William Paget is typical of Tudor administrators. He rose not because of his bloodline but because of his ability. He was educated at Cambridge. His tutor was Stephen Gardiner (I told you they were all related and now I’ll add that they all know each other!) After Paget completed his studies Gardiner, who would become Bishop of Winchester and by the end of Henry VIII’s reign conservative scion of Catholicism, found Paget a role in his own household.
Somewhat ironically then Paget first makes his appearance on the political stage in 1529 in Henry VIII’s so-called Reformation Parliament- for his parliamentary biography double click on the image which accompanies this post. He continued working for Gardiner until it became apparent that Cromwell was the horse to back. Inevitably his letters to Cromwell at this time can be found in Henry VIII’s letters and papers. He appears again as Jane Seymour’s secretary which naturally enough brought him into close contact with Jane’s brothers Sir Edward Seymour and Sir Thomas Seymour.
Increasingly Paget became associated with the so-called Protestant faction of Henry VIII’s privy council even though he was also secretary to Anne of Cleves and Catherine Howard. He also served for a time as Ambassador in France – diplomacy, spying etc.
The removal of Thomas Cromwell in 1540 left Henry VIII without a single capable man of all business. The privy council resumed some of its former importance and men such as Paget who had proved themselves solidly reliable were able to garner more power to themselves now that it wasn’t all focused on one individual.
Those survival skills are demonstrated but the fact that he continued in office during the reign of Queen Mary rising to the role of Lord Privy Seal. Although he was keen on Mary’s marriage to Philip of Spain he was less enthusiastic about the idea of executing Princess Elizabeth – which was probably just as well.
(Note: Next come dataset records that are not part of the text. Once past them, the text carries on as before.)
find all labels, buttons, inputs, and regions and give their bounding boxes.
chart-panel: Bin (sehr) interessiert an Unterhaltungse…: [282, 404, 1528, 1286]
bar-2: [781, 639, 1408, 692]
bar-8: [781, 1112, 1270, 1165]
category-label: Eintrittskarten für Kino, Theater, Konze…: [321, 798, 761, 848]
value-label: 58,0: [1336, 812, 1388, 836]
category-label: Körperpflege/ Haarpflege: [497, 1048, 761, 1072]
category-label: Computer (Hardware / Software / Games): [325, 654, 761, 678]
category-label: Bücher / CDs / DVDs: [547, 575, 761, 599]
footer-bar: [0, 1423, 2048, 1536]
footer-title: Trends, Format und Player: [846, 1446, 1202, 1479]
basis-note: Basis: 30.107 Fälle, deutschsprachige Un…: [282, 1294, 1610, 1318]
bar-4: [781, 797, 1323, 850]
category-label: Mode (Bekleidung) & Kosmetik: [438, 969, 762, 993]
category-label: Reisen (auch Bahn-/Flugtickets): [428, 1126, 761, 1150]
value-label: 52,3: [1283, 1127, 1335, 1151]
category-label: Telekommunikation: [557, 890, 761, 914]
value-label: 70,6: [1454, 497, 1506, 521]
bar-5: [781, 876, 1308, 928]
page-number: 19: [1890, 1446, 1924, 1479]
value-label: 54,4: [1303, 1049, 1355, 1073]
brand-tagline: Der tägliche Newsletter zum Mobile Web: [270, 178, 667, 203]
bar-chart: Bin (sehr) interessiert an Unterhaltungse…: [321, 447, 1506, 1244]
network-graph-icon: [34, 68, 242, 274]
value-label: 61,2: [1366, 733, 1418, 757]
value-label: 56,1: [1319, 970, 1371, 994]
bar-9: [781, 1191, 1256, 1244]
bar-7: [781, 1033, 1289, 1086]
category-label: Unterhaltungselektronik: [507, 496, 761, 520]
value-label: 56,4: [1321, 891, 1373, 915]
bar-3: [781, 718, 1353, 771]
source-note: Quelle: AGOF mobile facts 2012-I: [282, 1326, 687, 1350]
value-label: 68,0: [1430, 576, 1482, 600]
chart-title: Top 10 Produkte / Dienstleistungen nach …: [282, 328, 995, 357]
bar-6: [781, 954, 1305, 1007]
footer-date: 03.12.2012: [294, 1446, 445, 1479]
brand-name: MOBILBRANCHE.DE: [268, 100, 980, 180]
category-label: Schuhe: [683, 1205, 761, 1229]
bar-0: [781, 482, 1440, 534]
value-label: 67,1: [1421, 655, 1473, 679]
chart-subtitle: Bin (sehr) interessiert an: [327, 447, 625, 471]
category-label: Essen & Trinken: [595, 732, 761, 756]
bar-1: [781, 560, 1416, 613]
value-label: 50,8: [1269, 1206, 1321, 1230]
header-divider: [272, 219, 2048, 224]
In 1558 when Mary died he chose to retire from public life but he acted as an advisor, on occasion, during Elizabeth’s reign – making him the most unusual of Tudor administrators – a man who kept his head and served not one but four of the Tudors. And what makes it even more amazing is that he had agreed to bypass Mary and place Lady Jane Grey on the throne. He died in 1563 at the age of fifty-eight.
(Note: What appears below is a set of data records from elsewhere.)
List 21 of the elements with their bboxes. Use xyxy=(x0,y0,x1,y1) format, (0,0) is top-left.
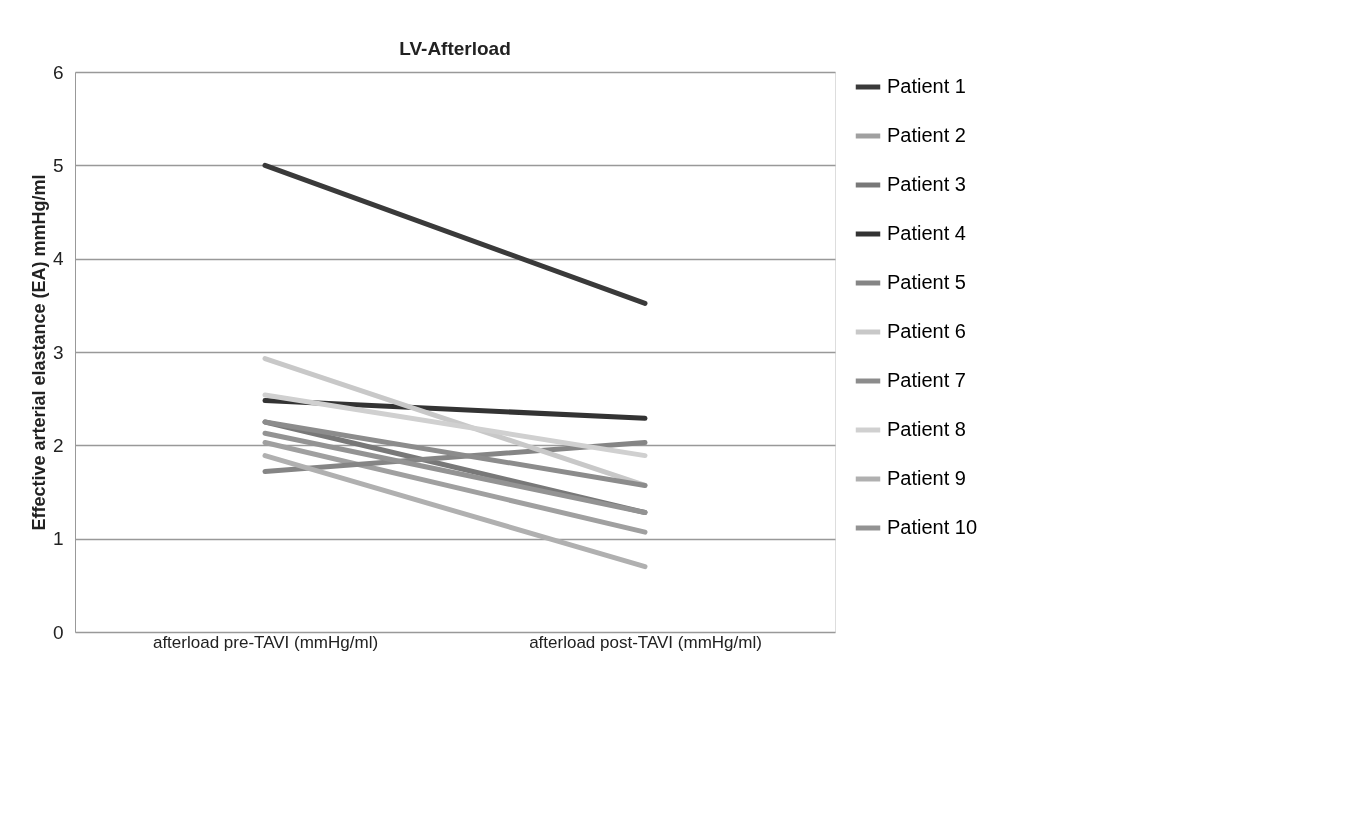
x-tick-label: afterload post-TAVI (mmHg/ml) xyxy=(529,632,762,652)
y-tick-label: 2 xyxy=(52,434,64,456)
legend-label: Patient 5 xyxy=(887,271,966,293)
y-tick-label: 3 xyxy=(52,341,64,363)
legend-label: Patient 6 xyxy=(887,320,966,342)
y-tick-label: 0 xyxy=(52,621,64,643)
legend-label: Patient 9 xyxy=(887,467,966,489)
legend-label: Patient 10 xyxy=(887,516,978,538)
chart-title: LV-Afterload xyxy=(399,38,511,59)
y-axis-title: Effective arterial elastance (EA) mmHg/ml xyxy=(28,174,49,531)
legend-label: Patient 1 xyxy=(887,75,966,97)
legend-label: Patient 3 xyxy=(887,173,966,195)
y-tick-label: 1 xyxy=(52,528,64,550)
y-tick-label: 4 xyxy=(52,248,64,270)
legend-label: Patient 4 xyxy=(887,222,966,244)
x-tick-label: afterload pre-TAVI (mmHg/ml) xyxy=(152,632,379,652)
legend-label: Patient 2 xyxy=(887,124,966,146)
legend-label: Patient 8 xyxy=(887,418,966,440)
legend-label: Patient 7 xyxy=(887,369,966,391)
y-tick-label: 5 xyxy=(52,154,64,176)
y-tick-label: 6 xyxy=(52,61,64,83)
In addition to manoeuvring his way through the snakes and ladders of Tudor politics Sir William found time to marry and father ten children. Three of his four sons survived to adulthood. I have posted about them elsewhere on the History Jar https://thehistoryjar.com/tag/sir-william-paget/ as the youngest son, Charles, turned out to be anything but loyal to the Tudor crown. He was a catholic conspirator against Elizabeth. There is an irony in this because one of Paget’s roles during the reign of Henry VIII was counter-intelligence.